New Oriental Education & Technology Group Inc. (NYSE:EDU) is the most recognized brand in Chinese private education. Since founded, EDU has had over 24.2 million student enrollments, including approximately 2.9 million enrollments in fiscal year 2015. As of February 29, 2016, EDU had a network of 64 schools, 727 learning centers, 23 New Oriental bookstores, over 5,000 third-party bookstores, and over 17,700 teachers in 54 cities, as well as an online network with approximately 12.9 million registered users. EDU possesses significant competitive advantages over others due to its i) market leader position in a variety of fragmented sub-market segments; ii) significant business scale, economies of scale, and existing expertise in education services industry; and iii) the ability to access capital.
The business environment is favorable for EDU on multiple fronts. From a political standpoint, Chinese government committed approximately 4% of its annual GDP in education budget from 2010 to 2020. As a result, I expect to see significant education infrastructure improvements in rural areas and lower tier cities in the next few years. Consequently, EDU is well positioned to benefit from the political tailwind, as more students will use EDU's quality services to improve their ability to compete in standardized tests. From a job market perspective, Chinese businesses seek to hire top talents with a high level of academic achievement, as they are perceived as more capable and skillful. Therefore, millions of young, hungry and ambitious individuals are willing to work extremely hard to improve their skills and knowledge. EDU leveraged its successful business expertise in English language preparatory program and established high quality preparatory exam preparation and skill set training programs for career improvements. I believe that EDU is well positioned to take advantage of the political and social-economic tailwind in China.

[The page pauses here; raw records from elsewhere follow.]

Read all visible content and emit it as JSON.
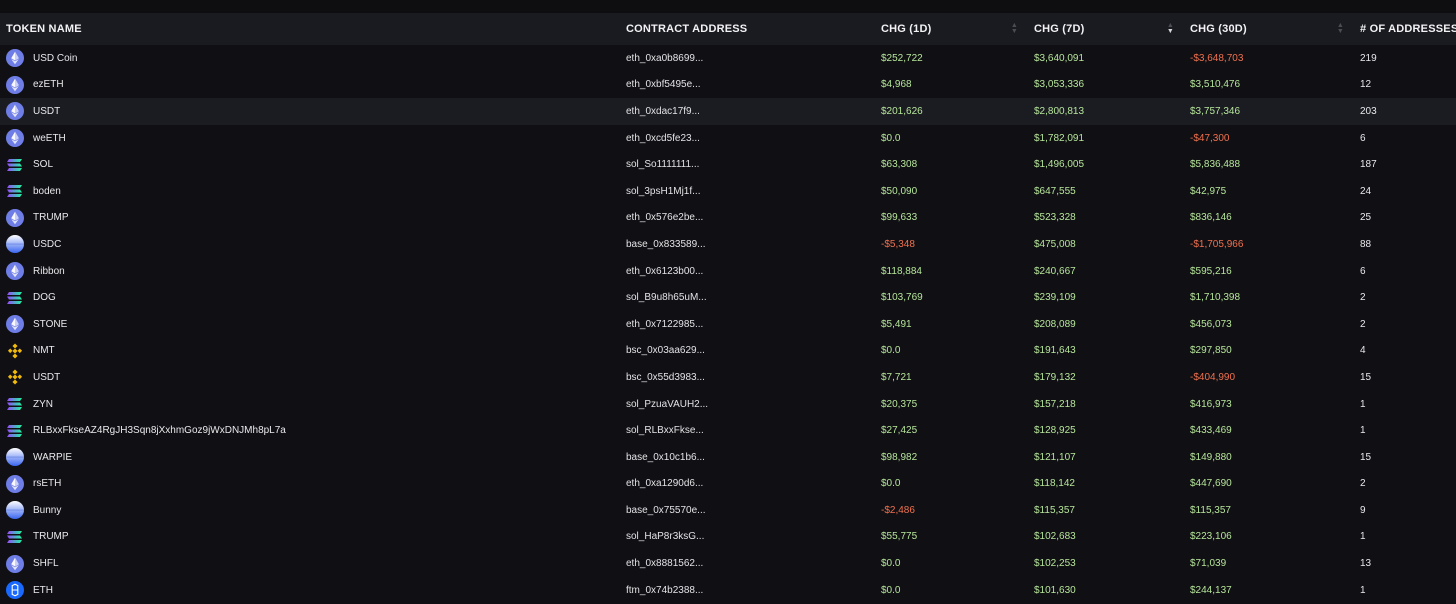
{
  "columns": {
    "token_name": "TOKEN NAME",
    "contract_address": "CONTRACT ADDRESS",
    "chg_1d": "CHG (1D)",
    "chg_7d": "CHG (7D)",
    "chg_30d": "CHG (30D)",
    "num_addresses": "# OF ADDRESSES"
  },
  "sort": {
    "column": "chg_7d",
    "direction": "descending"
  },
  "colors": {
    "positive": "#b6e59a",
    "negative": "#f0704e",
    "header_bg": "#1a1b20",
    "page_bg": "#101014"
  },
  "rows": [
    {
      "name": "USD Coin",
      "chain_icon": "ethereum-icon",
      "address": "eth_0xa0b8699...",
      "chg_1d": "$252,722",
      "chg_7d": "$3,640,091",
      "chg_30d": "-$3,648,703",
      "addresses": "219"
    },
    {
      "name": "ezETH",
      "chain_icon": "ethereum-icon",
      "address": "eth_0xbf5495e...",
      "chg_1d": "$4,968",
      "chg_7d": "$3,053,336",
      "chg_30d": "$3,510,476",
      "addresses": "12"
    },
    {
      "name": "USDT",
      "chain_icon": "ethereum-icon",
      "address": "eth_0xdac17f9...",
      "chg_1d": "$201,626",
      "chg_7d": "$2,800,813",
      "chg_30d": "$3,757,346",
      "addresses": "203"
    },
    {
      "name": "weETH",
      "chain_icon": "ethereum-icon",
      "address": "eth_0xcd5fe23...",
      "chg_1d": "$0.0",
      "chg_7d": "$1,782,091",
      "chg_30d": "-$47,300",
      "addresses": "6"
    },
    {
      "name": "SOL",
      "chain_icon": "solana-icon",
      "address": "sol_So1111111...",
      "chg_1d": "$63,308",
      "chg_7d": "$1,496,005",
      "chg_30d": "$5,836,488",
      "addresses": "187"
    },
    {
      "name": "boden",
      "chain_icon": "solana-icon",
      "address": "sol_3psH1Mj1f...",
      "chg_1d": "$50,090",
      "chg_7d": "$647,555",
      "chg_30d": "$42,975",
      "addresses": "24"
    },
    {
      "name": "TRUMP",
      "chain_icon": "ethereum-icon",
      "address": "eth_0x576e2be...",
      "chg_1d": "$99,633",
      "chg_7d": "$523,328",
      "chg_30d": "$836,146",
      "addresses": "25"
    },
    {
      "name": "USDC",
      "chain_icon": "base-icon",
      "address": "base_0x833589...",
      "chg_1d": "-$5,348",
      "chg_7d": "$475,008",
      "chg_30d": "-$1,705,966",
      "addresses": "88"
    },
    {
      "name": "Ribbon",
      "chain_icon": "ethereum-icon",
      "address": "eth_0x6123b00...",
      "chg_1d": "$118,884",
      "chg_7d": "$240,667",
      "chg_30d": "$595,216",
      "addresses": "6"
    },
    {
      "name": "DOG",
      "chain_icon": "solana-icon",
      "address": "sol_B9u8h65uM...",
      "chg_1d": "$103,769",
      "chg_7d": "$239,109",
      "chg_30d": "$1,710,398",
      "addresses": "2"
    },
    {
      "name": "STONE",
      "chain_icon": "ethereum-icon",
      "address": "eth_0x7122985...",
      "chg_1d": "$5,491",
      "chg_7d": "$208,089",
      "chg_30d": "$456,073",
      "addresses": "2"
    },
    {
      "name": "NMT",
      "chain_icon": "bnb-icon",
      "address": "bsc_0x03aa629...",
      "chg_1d": "$0.0",
      "chg_7d": "$191,643",
      "chg_30d": "$297,850",
      "addresses": "4"
    },
    {
      "name": "USDT",
      "chain_icon": "bnb-icon",
      "address": "bsc_0x55d3983...",
      "chg_1d": "$7,721",
      "chg_7d": "$179,132",
      "chg_30d": "-$404,990",
      "addresses": "15"
    },
    {
      "name": "ZYN",
      "chain_icon": "solana-icon",
      "address": "sol_PzuaVAUH2...",
      "chg_1d": "$20,375",
      "chg_7d": "$157,218",
      "chg_30d": "$416,973",
      "addresses": "1"
    },
    {
      "name": "RLBxxFkseAZ4RgJH3Sqn8jXxhmGoz9jWxDNJMh8pL7a",
      "chain_icon": "solana-icon",
      "address": "sol_RLBxxFkse...",
      "chg_1d": "$27,425",
      "chg_7d": "$128,925",
      "chg_30d": "$433,469",
      "addresses": "1"
    },
    {
      "name": "WARPIE",
      "chain_icon": "base-icon",
      "address": "base_0x10c1b6...",
      "chg_1d": "$98,982",
      "chg_7d": "$121,107",
      "chg_30d": "$149,880",
      "addresses": "15"
    },
    {
      "name": "rsETH",
      "chain_icon": "ethereum-icon",
      "address": "eth_0xa1290d6...",
      "chg_1d": "$0.0",
      "chg_7d": "$118,142",
      "chg_30d": "$447,690",
      "addresses": "2"
    },
    {
      "name": "Bunny",
      "chain_icon": "base-icon",
      "address": "base_0x75570e...",
      "chg_1d": "-$2,486",
      "chg_7d": "$115,357",
      "chg_30d": "$115,357",
      "addresses": "9"
    },
    {
      "name": "TRUMP",
      "chain_icon": "solana-icon",
      "address": "sol_HaP8r3ksG...",
      "chg_1d": "$55,775",
      "chg_7d": "$102,683",
      "chg_30d": "$223,106",
      "addresses": "1"
    },
    {
      "name": "SHFL",
      "chain_icon": "ethereum-icon",
      "address": "eth_0x8881562...",
      "chg_1d": "$0.0",
      "chg_7d": "$102,253",
      "chg_30d": "$71,039",
      "addresses": "13"
    },
    {
      "name": "ETH",
      "chain_icon": "fantom-icon",
      "address": "ftm_0x74b2388...",
      "chg_1d": "$0.0",
      "chg_7d": "$101,630",
      "chg_30d": "$244,137",
      "addresses": "1"
    }
  ],
  "highlighted_row": 2
}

Business Model Strength and Weakness
Part of what I like about their business model is that i) customers often pay upfront before they receive any educational training/services, and ii) EDU operates under an asset-light model (as their most important asset is their brand name and teachers). This means that EDU has short cash cycles and highly retained cash flow (low capital expenditure and working capital investment). Their current investments in opening new learning centers are not capital intensive in nature. One negative is that the management team needs to improve shareholder value with its $1.3B cash and equivalent. The table below summarizes the deferred revenues and profitability during the past 5 years:
My biggest takeaways from the quarterly earnings release are that i) K-12 revenues and enrollment rose 35% and 31% YoY respectively; ii) POP Kids revenues and enrollment improved 40% and 31% YoY respectively; iii) ASP declined 1% YoY in U.S. dollars (+5% in RMB); iv) O2O investments will decline going forward; and v) next quarterly revenue will improve in the range of 15%-19% YoY.
I think the growth of K-12 enrollments, POP Kids enrollments, and Koolearn user traffics growth will remain strong (+25% range) in the foreseeable future because of i) the high level of market fragmentation and ii) EDU's brand influence and market penetration. On another note, I believe that the expectation of O2O investment decline is very reasonable as EDU extended a portion of its offline services to online users. Looking forward, the profit margin is expected to rise.
Based on the annualized FY 2016 earnings, the P/FY'16 Earning is ~24.4x. The PEG (TTM) actually declined significantly as the stock price rose. On another note, the current valuation at ~25x P/E is lower than the 40x or 50x P/E multiple if EDU were to list in China.
EDU PEG Ratio (TTM) data by YCharts
General Thoughts on Price Improvement
The stock price rose 28% during the past three months before the announcement of a strong quarter. Investors rewarded EDU for the margin expansion. EDU seems to be a good stock to gain Chinese exposure without being affected by the weakness of Chinese growth.
EDU data by YCharts
Catalyst and Final Thoughts
Macro tailwind, future margin expansion, and solid K-12 growth pipeline will continue to drive the future performance. I think that the management team will use the $1.3B cash balance for additional educational services related acquisitions to beef up the future growth pipeline (as they are already doing so). Going forward, additional investments in the online-related educational platform will make sense from a strategic planning perspective to not only strengthen product offerings but to increase customer retentions throughout life stage of their customers. I am looking forward to another strong quarter, earning multiple expansion, and additional pipeline growth.
Disclosure: I/we have no positions in any stocks mentioned, and no plans to initiate any positions within the next 72 hours.
I wrote this article myself, and it expresses my own opinions. I am not receiving compensation for it (other than from Seeking Alpha). I have no business relationship with any company whose stock is mentioned in this article.